Now it is split. Well done Conroy (by the way ignore pieces that says Conroy is in trouble, the guy has had a very, very good year), and well played Julia.
QT was dominated by the Liberal Party quoting The Australian. Nothing new there I know, but they were quoting some leaked minutes of the ALP Caucus meeting the day Rudd got knocked. The big thing was Rudd made a speech were he apologised for everything. Apparently this means that everything he says is true. I guess we should ignore the emotional roller coaster the guy had been on and that he had most likely not had any sleep and that he was feeling lower and more pissed off than he would ever have felt in his entire life. But let’s ignore that.
He said his Government had made mistakes.
Take for example this bit of his speech:
The Oz and the opposition claimed this was Rudd admitting to everything they had been saying. Well no. Yeah mistakes were made in the implementation of the insulation scheme, and yes there was some waste and mismanagement of the BER. But the biggest mistake Rudd made was allowing The Australian and the opposition to report and talk about that waste and mismanagement out of context. Finding some poorly designed and constructed buildings is all well and good, but a proper media would acknowledge the 97 per cent of cases where good work is done. And a better advocate as PM would have made such a fact impossible for the media to ignore.
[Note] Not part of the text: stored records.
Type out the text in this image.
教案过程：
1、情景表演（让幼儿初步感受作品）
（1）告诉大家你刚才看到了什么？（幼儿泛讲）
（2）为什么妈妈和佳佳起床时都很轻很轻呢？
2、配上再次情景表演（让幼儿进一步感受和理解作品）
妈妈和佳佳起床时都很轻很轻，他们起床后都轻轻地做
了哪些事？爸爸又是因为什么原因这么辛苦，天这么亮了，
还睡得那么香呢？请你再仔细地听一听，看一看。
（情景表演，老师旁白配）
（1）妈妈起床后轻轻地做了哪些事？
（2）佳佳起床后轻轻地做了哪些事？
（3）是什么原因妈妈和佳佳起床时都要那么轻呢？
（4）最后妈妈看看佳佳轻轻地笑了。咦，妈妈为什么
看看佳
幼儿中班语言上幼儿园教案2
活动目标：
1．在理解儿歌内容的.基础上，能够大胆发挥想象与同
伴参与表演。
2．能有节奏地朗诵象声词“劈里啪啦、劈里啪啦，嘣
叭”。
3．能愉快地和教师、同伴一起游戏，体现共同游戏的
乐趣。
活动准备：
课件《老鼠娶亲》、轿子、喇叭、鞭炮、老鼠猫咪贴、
But still this is all old hat. Elections are amazing things. They do wipe the slate clean, and oppositions who continue to fight on issues that existed prior the last election are doomed to fail at the next election. Take Julie Bishop’s question to Gillard. She referenced Rudd’s speech where he said that Gillard and Swan had advised him to dump the CPRS, and she wanted to know why did she call for it to be dumped.
The problem of course is it was dumped only after the Libs dumped it – so they can’t very complain that Gillard dumped it when they themselves did it as well – or do they want Gillard to bring it back? The point is NOW Gillard is for a carbon price, so too is Rudd, so too is Swan. The Libs can talk all they want about events in early 2010, but they won’t win the CPRS fight twice. The caravan has moved on, Abbott and Co need to keep up.
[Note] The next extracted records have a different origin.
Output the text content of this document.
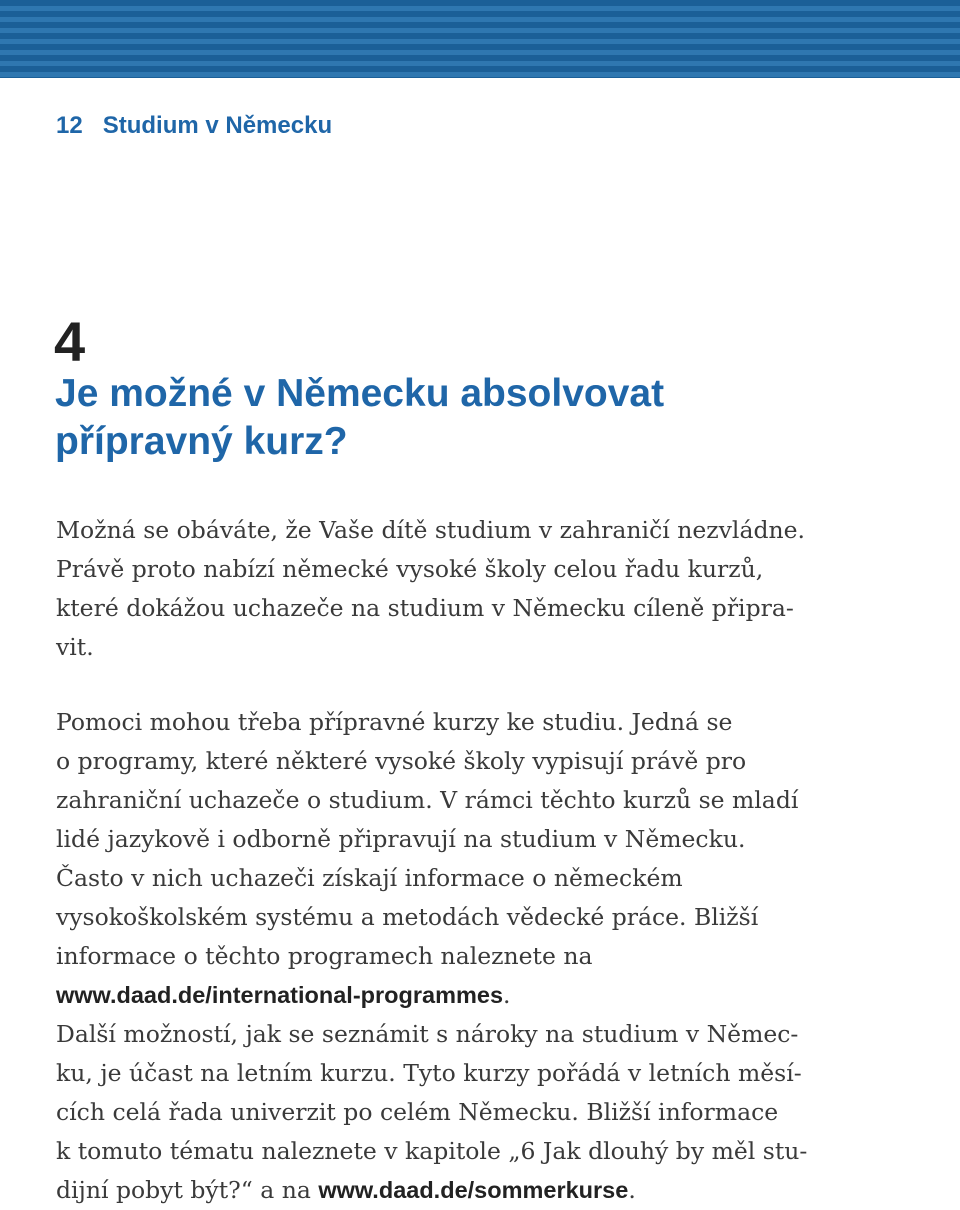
12 Studium v Německu
4
Je možné v Německu absolvovat
přípravný kurz?

Možná se obáváte, že Vaše dítě studium v zahraničí nezvládne.
Právě proto nabízí německé vysoké školy celou řadu kurzů,
které dokážou uchazeče na studium v Německu cíleně připra-
vit.

Pomoci mohou třeba přípravné kurzy ke studiu. Jedná se
o programy, které některé vysoké školy vypisují právě pro
zahraniční uchazeče o studium. V rámci těchto kurzů se mladí
lidé jazykově i odborně připravují na studium v Německu.
Často v nich uchazeči získají informace o německém
vysokoškolském systému a metodách vědecké práce. Bližší
informace o těchto programech naleznete na
www.daad.de/international-programmes.

Další možností, jak se seznámit s nároky na studium v Němec-
ku, je účast na letním kurzu. Tyto kurzy pořádá v letních měsí-
cích celá řada univerzit po celém Německu. Bližší informace
k tomuto tématu naleznete v kapitole „6 Jak dlouhý by měl stu-
dijní pobyt být?“ a na www.daad.de/sommerkurse.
And so we have one day to go. It looks like the Government will end on a high note – the passing of the Bill splitting up Telstra – and Abbott leads a party bereft of ideas. Sure the ALP is reform-light – reform in the 80s,90s style of let’s cause some pain. But in the next 12 months they’re going to attempt to put the NBN into reality, bring in a mining rent tax, and put a price on carbon. If they achieve all three it will be had to say they are a do nothing Government, and it will be very hard for the Libs to win in 2013 with a policy program that consists basically of “Stop the …”.
This past fortnight in QT the opposition have pretty well targeted Gillard only. Usually in the early part of a Government the opposition likes to find a weak link Minister and go them . To do that however requires some sort of policy to challenge them on, and the opposition doesn't really have anything at the moment, and so Gillard fields the questions, and the rest put up their feet and wait for their turn at a Dorothy Dixer.
Next year the Opposition will need some policy so they can test out some of those Ministers, because Julia ain;t going to fall.
*yes I realise saying she’ll get a price on carbon is a massive jinx. Blame me if it doesn’t happen.